|Chung, Sang-Min - UNIV OF WISCONSIN-MADISON|
|Gordon, Vanessa - UNIV OF WISCONSIN-MADISON|
Submitted to: Genome
Publication Type: Peer Reviewed Journal
Publication Acceptance Date: July 15, 2006
Publication Date: August 15, 2006
Citation: Chung, S., Gordon, V., Staub, J.E. 2006. Sequencing of cucumber (Cucumis sativus l.) chloroplast genomes identifies putative candidate genes for chilling tolerance. Genome. 50:215-225. Interpretive Summary: Cold temperatures during seed germination and/or plant growth can severely reduce the yield potential of crop species. Chilling temperature stress (above 32o F but lower than 50o F) is a major abiotic stress in cucumber during vegetative and reproductive growth. Cells are affected in different ways when challenged with chilling temperatures. In cucumber, it is known that a specific part of the cell, the chloroplast (the organelle that is the site of photosynthesis), is compromised under chilling temperatures resulting in stunting and/or death of the plant. The genetic control (the hereditary factors that govern the degree of response) of chilling injury in cucumber is centered in the chloroplast. Biotechnology (tools that allow for the dissection of genes and genetic components) can be used to determine the genetic basis for chilling response (how genes which are hereditary units which are in linear arrays on chromosomes). Therefore, biotechnical tools were used to identify possible genes responsible for chilling injury in cucumber. Data indicate that there are three genes that have specific cellular functions and could be involved with chilling response. These results are the first step in the identification of the gene(s) for chilling injury in cucumber. It is now possible for plant geneticists to focus in the DNA (material that compose genes) structure of these three candidate genes to determine which genes control chilling in cucumber. This will increase our understanding of the genetics of chilling injury such that plant breeders can more efficiently develop chilling tolerant cucumber cultivars. Chilling tolerant cucumbers increase the likelihood of growth under cool Spring temperatures that will allow U.S. growers to reduce early yield losses and thus become more effective in producing a crop to meet early market demands. The ability to more consistently meet such market targets will allow the U.S. grower to become more globally competitive.

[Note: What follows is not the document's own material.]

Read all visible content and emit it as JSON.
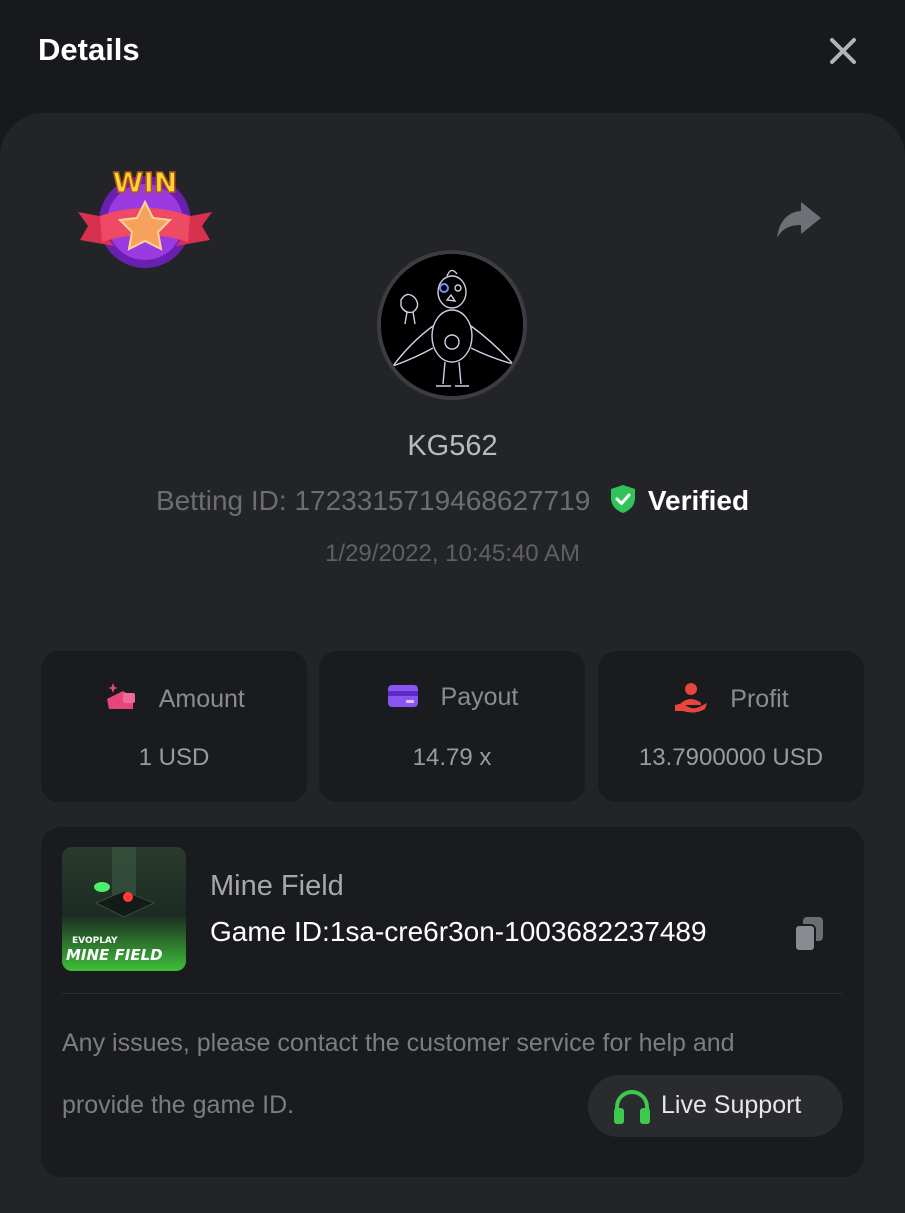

Technical Abstract: Chilling injury in cucumber (Cucumis sativus L.) is conditioned by maternal factors and the sequencing of its chloroplast (cp) genome could lead to the identification of economically important candidate genes. Complete sequencing of cucumber cpDNA was facilitated by the development of 414 consensus chloroplast sequencing primers (CCSPs) from conserved cpDNA sequences of Arabidopsis (Arabidopsis thaliana L.), spinach (Spinacia oleracea L.), and tobacco (Nicotiana tabacum L.) cpDNAs using degenerative primer technologies. Genomic sequence analysis led to the construction of 301 CCSPs and 72 cucumber chloroplast specific sequencing primers (CSSPs) that were used for the complete sequencing of cpDNA of line Gy14 (155,525 bp) and ‘Chipper’ (155,524 bp) cucumber which are respectively susceptible and tolerant to chilling injury (40C for 5.5 hr) in the first leaf-stage. Comparative cpDNA sequence analyses revealed that one sequence span (located between genes trnK and rps16) and two nucleotides (located in genes atpB and ycf1) differed between chilling susceptible and tolerant lines. These sequence differences correspond to previously reported, maternally inherited differences in chilling response between reciprocal F1 progeny derived from these lines. Sequence differences at these three cpDNA sites were also detected in a genetically diverse array of cucumber germplasm with differing chilling responses. These and previously reported results suggest that one or several of these sequences could be responsible for the observed response to chilling injury in cucumber. The comprehensive sequencing of cpDNA of cucumber produced CCSP and CSSP have immediate application in dicotyledonous species for cpDNA sequencing and investigation of evolutionary relationships.